Help - Correlation of measurable and ordinal data plssss

[geetha...@gmail.com]

Hi
I am need to design an experiment for my research work, which involves
ranking of a product finish(plastic panels).

Each of the Panels has 6 measurable variables associated (say
thickness, shininess, color, gloss, etc., which can be MEASURED by an
instrument) In a group of 100 panels I have selected only 18 panels
which have low, medium and high value of each Variable, but all other
variable have average value of their own [i.e., low,medium, high value
of A1 and Average values of A2,A3,A4,A5,A6(100 panels)]
---------------------------------------------------------
Ex:
Panel No. A1 A2 A3 A4 A5 A6

Panel 1: 2 avgA2 avgA3 avgA4 avgA5 avgA6
Panel 2: 14 avgA2 avgA3 avgA4 avgA5 avgA6
Panel 3: 27 avgA2 avgA3 avgA4 avgA5 avgA6
Panel 4: avgA1 5 avgA3 avgA4 avgA5 avgA6
Panel 5: avgA1 17 avgA3 avgA4 avgA5 avgA6
Panel 6: avgA1 36 avgA3 avgA4 avgA5 avgA6
.
.
.
Panel 18:avgA1 avgA2 avgA3 avgA4 avgA5 35
----------------------------------------------------

The above 18 panels are evaluated i.e, just RANKED by people based on
what they like (Ranking based on the overall Finish ONLY, so they are
not aware of the SIX variables)

The people who are ranking the plastic panel are focusing on the
Product FINISH only. They Rank from 1 to 18 ( 1 = BEST and 18 =
WORST )
Person Panel 1 Panel 2 Panel 3 ...... Panel 18
1. 4 14 7 1
2. 13 10 3 5
3. 9 7 15 11
4.
5.
.
.
.
99.
100.

My aim is to determine which among the six variable is more
influential/ related to RANK and develop a STANDARD for this
instrument.

My problem is how can I do statistical analysis to develop an STANDARD
if I have a RANK DATA and a MEASURABLE DATA ...

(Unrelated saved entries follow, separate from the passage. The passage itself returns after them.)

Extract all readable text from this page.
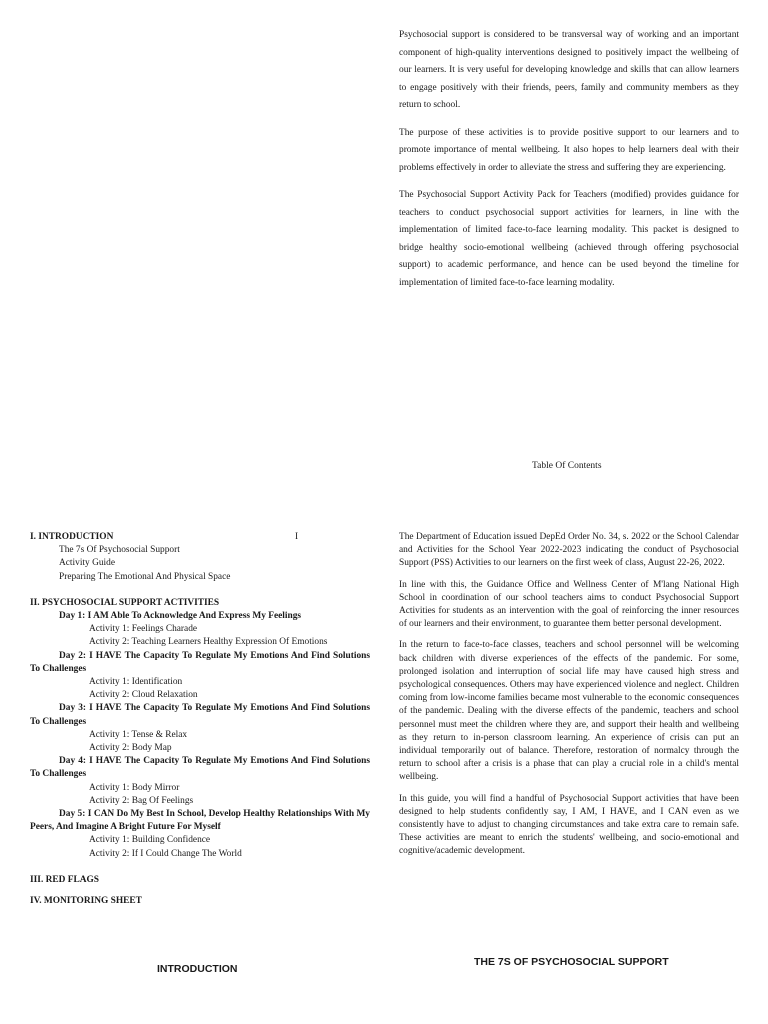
Psychosocial support is considered to be transversal way of working and an important component of high-quality interventions designed to positively impact the wellbeing of our learners. It is very useful for developing knowledge and skills that can allow learners to engage positively with their friends, peers, family and community members as they return to school.

The purpose of these activities is to provide positive support to our learners and to promote importance of mental wellbeing. It also hopes to help learners deal with their problems effectively in order to alleviate the stress and suffering they are experiencing.

The Psychosocial Support Activity Pack for Teachers (modified) provides guidance for teachers to conduct psychosocial support activities for learners, in line with the implementation of limited face-to-face learning modality. This packet is designed to bridge healthy socio-emotional wellbeing (achieved through offering psychosocial support) to academic performance, and hence can be used beyond the timeline for implementation of limited face-to-face learning modality.

Table Of Contents
I. INTRODUCTION	I
The 7s Of Psychosocial Support
Activity Guide
Preparing The Emotional And Physical Space
II. PSYCHOSOCIAL SUPPORT ACTIVITIES
Day 1: I AM Able To Acknowledge And Express My Feelings
Activity 1: Feelings Charade
Activity 2: Teaching Learners Healthy Expression Of Emotions
Day 2: I HAVE The Capacity To Regulate My Emotions And Find Solutions To Challenges
Activity 1: Identification
Activity 2: Cloud Relaxation
Day 3: I HAVE The Capacity To Regulate My Emotions And Find Solutions To Challenges
Activity 1: Tense & Relax
Activity 2: Body Map
Day 4: I HAVE The Capacity To Regulate My Emotions And Find Solutions To Challenges
Activity 1: Body Mirror
Activity 2: Bag Of Feelings
Day 5: I CAN Do My Best In School, Develop Healthy Relationships With My Peers, And Imagine A Bright Future For Myself
Activity 1: Building Confidence
Activity 2: If I Could Change The World
III. RED FLAGS
IV. MONITORING SHEET

The Department of Education issued DepEd Order No. 34, s. 2022 or the School Calendar and Activities for the School Year 2022-2023 indicating the conduct of Psychosocial Support (PSS) Activities to our learners on the first week of class, August 22-26, 2022.

In line with this, the Guidance Office and Wellness Center of M'lang National High School in coordination of our school teachers aims to conduct Psychosocial Support Activities for students as an intervention with the goal of reinforcing the inner resources of our learners and their environment, to guarantee them better personal development.

In the return to face-to-face classes, teachers and school personnel will be welcoming back children with diverse experiences of the effects of the pandemic. For some, prolonged isolation and interruption of social life may have caused high stress and psychological consequences. Others may have experienced violence and neglect. Children coming from low-income families became most vulnerable to the economic consequences of the pandemic. Dealing with the diverse effects of the pandemic, teachers and school personnel must meet the children where they are, and support their health and wellbeing as they return to in-person classroom learning. An experience of crisis can put an individual temporarily out of balance. Therefore, restoration of normalcy through the return to school after a crisis is a phase that can play a crucial role in a child's mental wellbeing.

In this guide, you will find a handful of Psychosocial Support activities that have been designed to help students confidently say, I AM, I HAVE, and I CAN even as we consistently have to adjust to changing circumstances and take extra care to remain safe. These activities are meant to enrich the students' wellbeing, and socio-emotional and cognitive/academic development.

INTRODUCTION
THE 7S OF PSYCHOSOCIAL SUPPORT
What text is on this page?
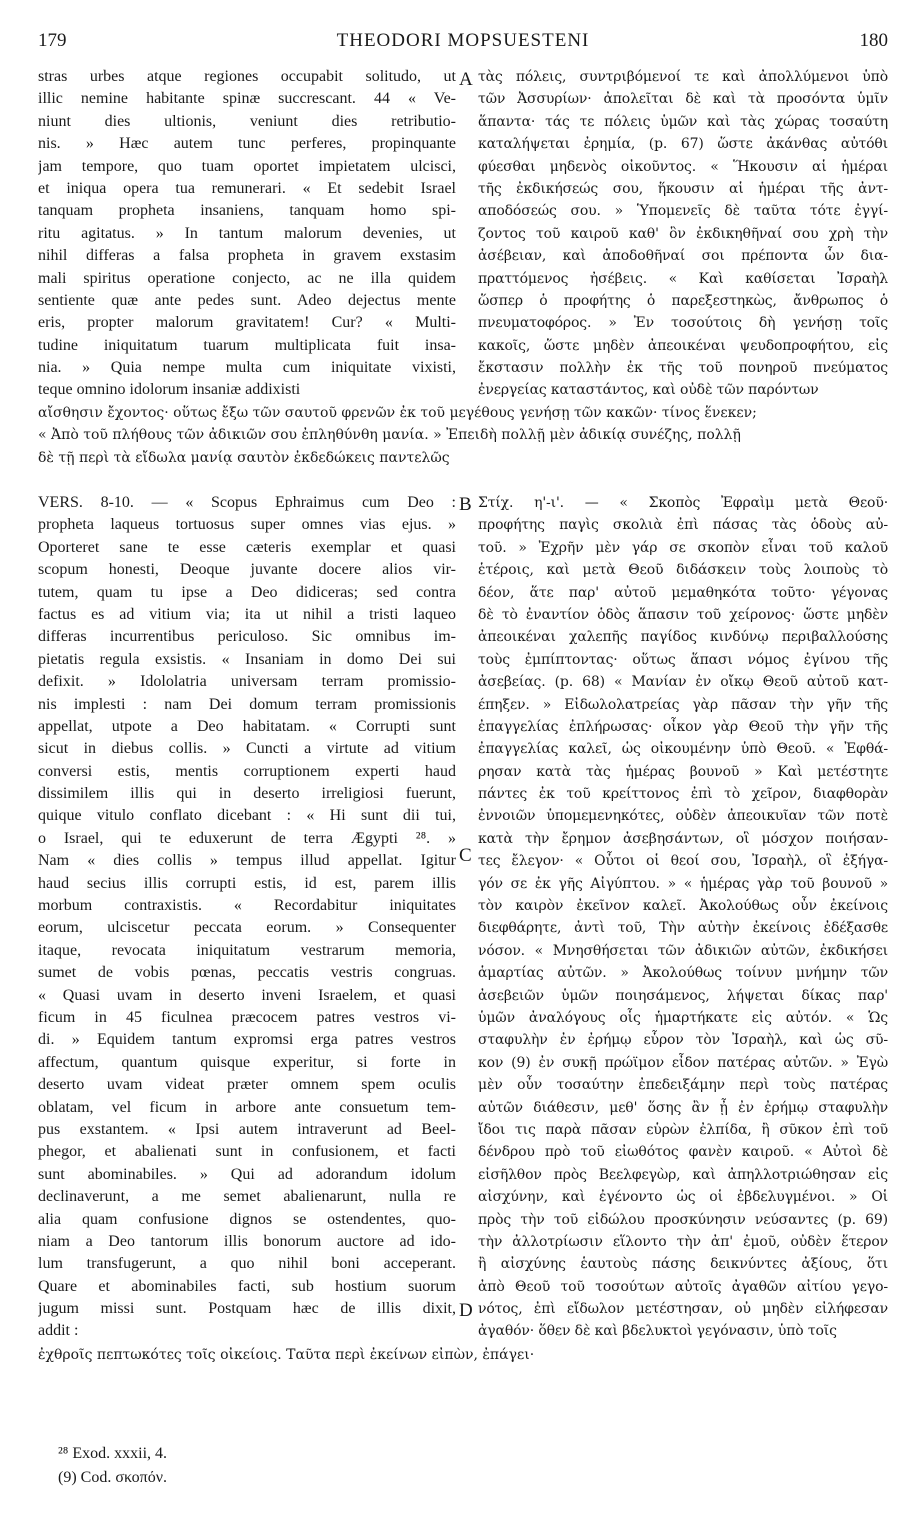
179	THEODORI MOPSUESTENI	180
A
B
C
D
stras urbes atque regiones occupabit solitudo, ut
illic nemine habitante spinæ succrescant. 44 « Ve-
niunt dies ultionis, veniunt dies retributio-
nis. » Hæc autem tunc perferes, propinquante
jam tempore, quo tuam oportet impietatem ulcisci,
et iniqua opera tua remunerari. « Et sedebit Israel
tanquam propheta insaniens, tanquam homo spi-
ritu agitatus. » In tantum malorum devenies, ut
nihil differas a falsa propheta in gravem exstasim
mali spiritus operatione conjecto, ac ne illa quidem
sentiente quæ ante pedes sunt. Adeo dejectus mente
eris, propter malorum gravitatem! Cur? « Multi-
tudine iniquitatum tuarum multiplicata fuit insa-
nia. » Quia nempe multa cum iniquitate vixisti,
teque omnino idolorum insaniæ addixisti
τὰς πόλεις, συντριβόμενοί τε καὶ ἀπολλύμενοι ὑπὸ
τῶν Ἀσσυρίων· ἀπολεῖται δὲ καὶ τὰ προσόντα ὑμῖν
ἅπαντα· τάς τε πόλεις ὑμῶν καὶ τὰς χώρας τοσαύτη
καταλήψεται ἐρημία, (p. 67) ὥστε ἀκάνθας αὐτόθι
φύεσθαι μηδενὸς οἰκοῦντος. « Ἥκουσιν αἱ ἡμέραι
τῆς ἐκδικήσεώς σου, ἥκουσιν αἱ ἡμέραι τῆς ἀντ-
αποδόσεώς σου. » Ὑπομενεῖς δὲ ταῦτα τότε ἐγγί-
ζοντος τοῦ καιροῦ καθ' ὃν ἐκδικηθῆναί σου χρὴ τὴν
ἀσέβειαν, καὶ ἀποδοθῆναί σοι πρέποντα ὧν δια-
πραττόμενος ἠσέβεις. « Καὶ καθίσεται Ἰσραὴλ
ὥσπερ ὁ προφήτης ὁ παρεξεστηκὼς, ἄνθρωπος ὁ
πνευματοφόρος. » Ἐν τοσούτοις δὴ γενήσῃ τοῖς
κακοῖς, ὥστε μηδὲν ἀπεοικέναι ψευδοπροφήτου, εἰς
ἔκστασιν πολλὴν ἐκ τῆς τοῦ πονηροῦ πνεύματος
ἐνεργείας καταστάντος, καὶ οὐδὲ τῶν παρόντων
αἴσθησιν ἔχοντος· οὕτως ἔξω τῶν σαυτοῦ φρενῶν ἐκ τοῦ μεγέθους γενήσῃ τῶν κακῶν· τίνος ἕνεκεν;
« Ἀπὸ τοῦ πλήθους τῶν ἀδικιῶν σου ἐπληθύνθη μανία. » Ἐπειδὴ πολλῇ μὲν ἀδικίᾳ συνέζης, πολλῇ
δὲ τῇ περὶ τὰ εἴδωλα μανίᾳ σαυτὸν ἐκδεδώκεις παντελῶς
VERS. 8-10. — « Scopus Ephraimus cum Deo :
propheta laqueus tortuosus super omnes vias ejus. »
Oporteret sane te esse cæteris exemplar et quasi
scopum honesti, Deoque juvante docere alios vir-
tutem, quam tu ipse a Deo didiceras; sed contra
factus es ad vitium via; ita ut nihil a tristi laqueo
differas incurrentibus periculoso. Sic omnibus im-
pietatis regula exsistis. « Insaniam in domo Dei sui
defixit. » Idololatria universam terram promissio-
nis implesti : nam Dei domum terram promissionis
appellat, utpote a Deo habitatam. « Corrupti sunt
sicut in diebus collis. » Cuncti a virtute ad vitium
conversi estis, mentis corruptionem experti haud
dissimilem illis qui in deserto irreligiosi fuerunt,
quique vitulo conflato dicebant : « Hi sunt dii tui,
o Israel, qui te eduxerunt de terra Ægypti ²⁸. »
Nam « dies collis » tempus illud appellat. Igitur
haud secius illis corrupti estis, id est, parem illis
morbum contraxistis. « Recordabitur iniquitates
eorum, ulciscetur peccata eorum. » Consequenter
itaque, revocata iniquitatum vestrarum memoria,
sumet de vobis pœnas, peccatis vestris congruas.
« Quasi uvam in deserto inveni Israelem, et quasi
ficum in 45 ficulnea præcocem patres vestros vi-
di. » Equidem tantum expromsi erga patres vestros
affectum, quantum quisque experitur, si forte in
deserto uvam videat præter omnem spem oculis
oblatam, vel ficum in arbore ante consuetum tem-
pus exstantem. « Ipsi autem intraverunt ad Beel-
phegor, et abalienati sunt in confusionem, et facti
sunt abominabiles. » Qui ad adorandum idolum
declinaverunt, a me semet abalienarunt, nulla re
alia quam confusione dignos se ostendentes, quo-
niam a Deo tantorum illis bonorum auctore ad ido-
lum transfugerunt, a quo nihil boni acceperant.
Quare et abominabiles facti, sub hostium suorum
jugum missi sunt. Postquam hæc de illis dixit,
addit :
Στίχ. η'-ι'. — « Σκοπὸς Ἐφραὶμ μετὰ Θεοῦ·
προφήτης παγὶς σκολιὰ ἐπὶ πάσας τὰς ὁδοὺς αὐ-
τοῦ. » Ἐχρῆν μὲν γάρ σε σκοπὸν εἶναι τοῦ καλοῦ
ἑτέροις, καὶ μετὰ Θεοῦ διδάσκειν τοὺς λοιποὺς τὸ
δέον, ἅτε παρ' αὐτοῦ μεμαθηκότα τοῦτο· γέγονας
δὲ τὸ ἐναντίον ὁδὸς ἅπασιν τοῦ χείρονος· ὥστε μηδὲν
ἀπεοικέναι χαλεπῆς παγίδος κινδύνῳ περιβαλλούσης
τοὺς ἐμπίπτοντας· οὕτως ἅπασι νόμος ἐγίνου τῆς
ἀσεβείας. (p. 68) « Μανίαν ἐν οἴκῳ Θεοῦ αὐτοῦ κατ-
έπηξεν. » Εἰδωλολατρείας γὰρ πᾶσαν τὴν γῆν τῆς
ἐπαγγελίας ἐπλήρωσας· οἶκον γὰρ Θεοῦ τὴν γῆν τῆς
ἐπαγγελίας καλεῖ, ὡς οἰκουμένην ὑπὸ Θεοῦ. « Ἐφθά-
ρησαν κατὰ τὰς ἡμέρας βουνοῦ » Καὶ μετέστητε
πάντες ἐκ τοῦ κρείττονος ἐπὶ τὸ χεῖρον, διαφθορὰν
ἐννοιῶν ὑπομεμενηκότες, οὐδὲν ἀπεοικυῖαν τῶν ποτὲ
κατὰ τὴν ἔρημον ἀσεβησάντων, οἳ μόσχον ποιήσαν-
τες ἔλεγον· « Οὗτοι οἱ θεοί σου, Ἰσραὴλ, οἳ ἐξήγα-
γόν σε ἐκ γῆς Αἰγύπτου. » « ἡμέρας γὰρ τοῦ βουνοῦ »
τὸν καιρὸν ἐκεῖνον καλεῖ. Ἀκολούθως οὖν ἐκείνοις
διεφθάρητε, ἀντὶ τοῦ, Τὴν αὐτὴν ἐκείνοις ἐδέξασθε
νόσον. « Μνησθήσεται τῶν ἀδικιῶν αὐτῶν, ἐκδικήσει
ἁμαρτίας αὐτῶν. » Ἀκολούθως τοίνυν μνήμην τῶν
ἀσεβειῶν ὑμῶν ποιησάμενος, λήψεται δίκας παρ'
ὑμῶν ἀναλόγους οἷς ἡμαρτήκατε εἰς αὐτόν. « Ὡς
σταφυλὴν ἐν ἐρήμῳ εὗρον τὸν Ἰσραὴλ, καὶ ὡς σῦ-
κον (9) ἐν συκῇ πρώϊμον εἶδον πατέρας αὐτῶν. » Ἐγὼ
μὲν οὖν τοσαύτην ἐπεδειξάμην περὶ τοὺς πατέρας
αὐτῶν διάθεσιν, μεθ' ὅσης ἂν ᾖ ἐν ἐρήμῳ σταφυλὴν
ἴδοι τις παρὰ πᾶσαν εὑρὼν ἐλπίδα, ἢ σῦκον ἐπὶ τοῦ
δένδρου πρὸ τοῦ εἰωθότος φανὲν καιροῦ. « Αὐτοὶ δὲ
εἰσῆλθον πρὸς Βεελφεγὼρ, καὶ ἀπηλλοτριώθησαν εἰς
αἰσχύνην, καὶ ἐγένοντο ὡς οἱ ἐβδελυγμένοι. » Οἱ
πρὸς τὴν τοῦ εἰδώλου προσκύνησιν νεύσαντες (p. 69)
τὴν ἀλλοτρίωσιν εἵλοντο τὴν ἀπ' ἐμοῦ, οὐδὲν ἕτερον
ἢ αἰσχύνης ἑαυτοὺς πάσης δεικνύντες ἀξίους, ὅτι
ἀπὸ Θεοῦ τοῦ τοσούτων αὐτοῖς ἀγαθῶν αἰτίου γεγο-
νότος, ἐπὶ εἴδωλον μετέστησαν, οὐ μηδὲν εἰλήφεσαν
ἀγαθόν· ὅθεν δὲ καὶ βδελυκτοὶ γεγόνασιν, ὑπὸ τοῖς
ἐχθροῖς πεπτωκότες τοῖς οἰκείοις. Ταῦτα περὶ ἐκείνων εἰπὼν, ἐπάγει·
²⁸ Exod. xxxii, 4.
(9) Cod. σκοπόν.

The Rank data does not follow a normal distribution even after
transformation.

Of the 6 variables only 3 variables are normally distributed and the
rest 3 are not Normally distributed.

Is it necessary to have each of the data ( rank, A1, A2, A3, A4, A5 ,
A6) to be normally distributed to do regression analysis.

Can you please suggest me some solution for how approach this very
Tricky problem.

[Ray Koopman]

On Nov 16, 7:25 am, "geetha.sh...@gmail.com" <geetha.sh...@gmail.com>
wrote:

First, there is no one right way to analyse your data. No matter what
you do, there will be places where people can say "yes, but...."

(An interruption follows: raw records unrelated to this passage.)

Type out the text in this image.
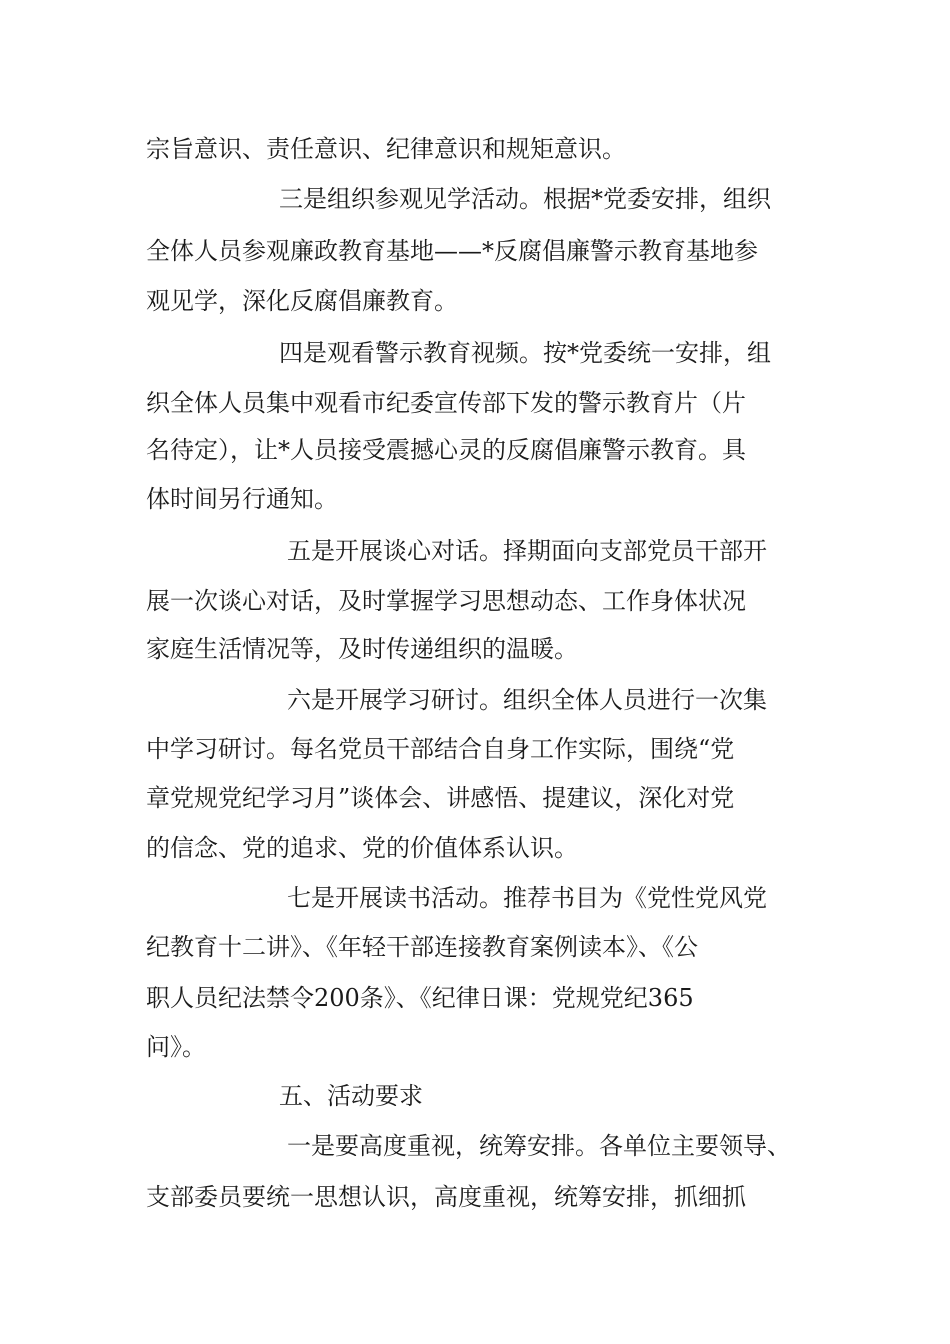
宗旨意识、责任意识、纪律意识和规矩意识。

三是组织参观见学活动。根据*党委安排，组织

全体人员参观廉政教育基地——*反腐倡廉警示教育基地参

观见学，深化反腐倡廉教育。

四是观看警示教育视频。按*党委统一安排，组

织全体人员集中观看市纪委宣传部下发的警示教育片（片

名待定），让*人员接受震撼心灵的反腐倡廉警示教育。具

体时间另行通知。

五是开展谈心对话。择期面向支部党员干部开

展一次谈心对话，及时掌握学习思想动态、工作身体状况

家庭生活情况等，及时传递组织的温暖。

六是开展学习研讨。组织全体人员进行一次集

中学习研讨。每名党员干部结合自身工作实际，围绕“党

章党规党纪学习月”谈体会、讲感悟、提建议，深化对党

的信念、党的追求、党的价值体系认识。

七是开展读书活动。推荐书目为《党性党风党

纪教育十二讲》、《年轻干部连接教育案例读本》、《公

职人员纪法禁令200条》、《纪律日课：党规党纪365

问》。

五、活动要求

一是要高度重视，统筹安排。各单位主要领导、

支部委员要统一思想认识，高度重视，统筹安排，抓细抓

I would treat the average of the 100 rankings as an interval variable
and look its scatterplot with each of the 6 measured variables. If any
plot is obviously nonlinear, then transform the variable to linearize
the relation. If your job is to pick the one best variable, then pick
the one with the highest correlation. I don't know what you mean when
you say that you are to develop a standard for this instrument.

There are many other potentially interesting analyses that could be
done. For starters, look at the standard deviation of the ranks for
each panel. A large SD indicates lack of agreement among the raters.
You may want to incorporate this information into the correlation by
doing a weighted correlation -- weight = 1/variance -- that pays less
attention to the panels about which the raters disagreed more.

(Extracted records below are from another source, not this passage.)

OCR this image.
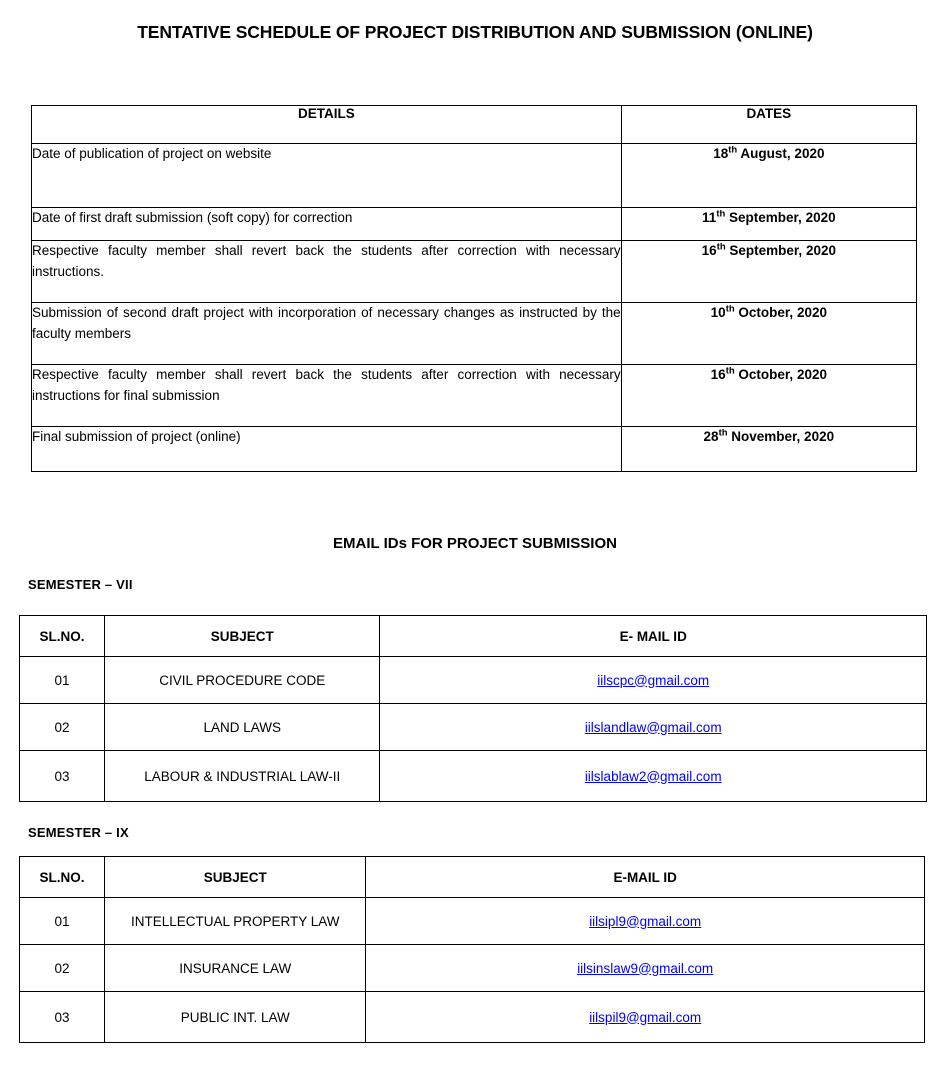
TENTATIVE SCHEDULE OF PROJECT DISTRIBUTION AND SUBMISSION (ONLINE)
DETAILS	DATES
Date of publication of project on website	18th August, 2020
Date of first draft submission (soft copy) for correction	11th September, 2020
Respective faculty member shall revert back the students after correction with necessary instructions.	16th September, 2020
Submission of second draft project with incorporation of necessary changes as instructed by the faculty members	10th October, 2020
Respective faculty member shall revert back the students after correction with necessary instructions for final submission	16th October, 2020
Final submission of project (online)	28th November, 2020
EMAIL IDs FOR PROJECT SUBMISSION
SEMESTER – VII
SL.NO.	SUBJECT	E- MAIL ID
01	CIVIL PROCEDURE CODE	iilscpc@gmail.com
02	LAND LAWS	iilslandlaw@gmail.com
03	LABOUR & INDUSTRIAL LAW-II	iilslablaw2@gmail.com
SEMESTER – IX
SL.NO.	SUBJECT	E-MAIL ID
01	INTELLECTUAL PROPERTY LAW	iilsipl9@gmail.com
02	INSURANCE LAW	iilsinslaw9@gmail.com
03	PUBLIC INT. LAW	iilspil9@gmail.com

People often suggest Kendall's coefficient of concordance for such
sets of rankings, so do it, even though it tends to be noninformative,
because someone may ask about it. However, you'll get more information
from doing a component analysis of the rankings. That will tell you
how many different points of view there were about which panels were
better. If there is not one point of view that is clearly dominant
then looking at the average rankings may not be the best approach.
The correlations of the "points of view" factors from the CA with
the (possibly transformed) measured variables might be enlightening.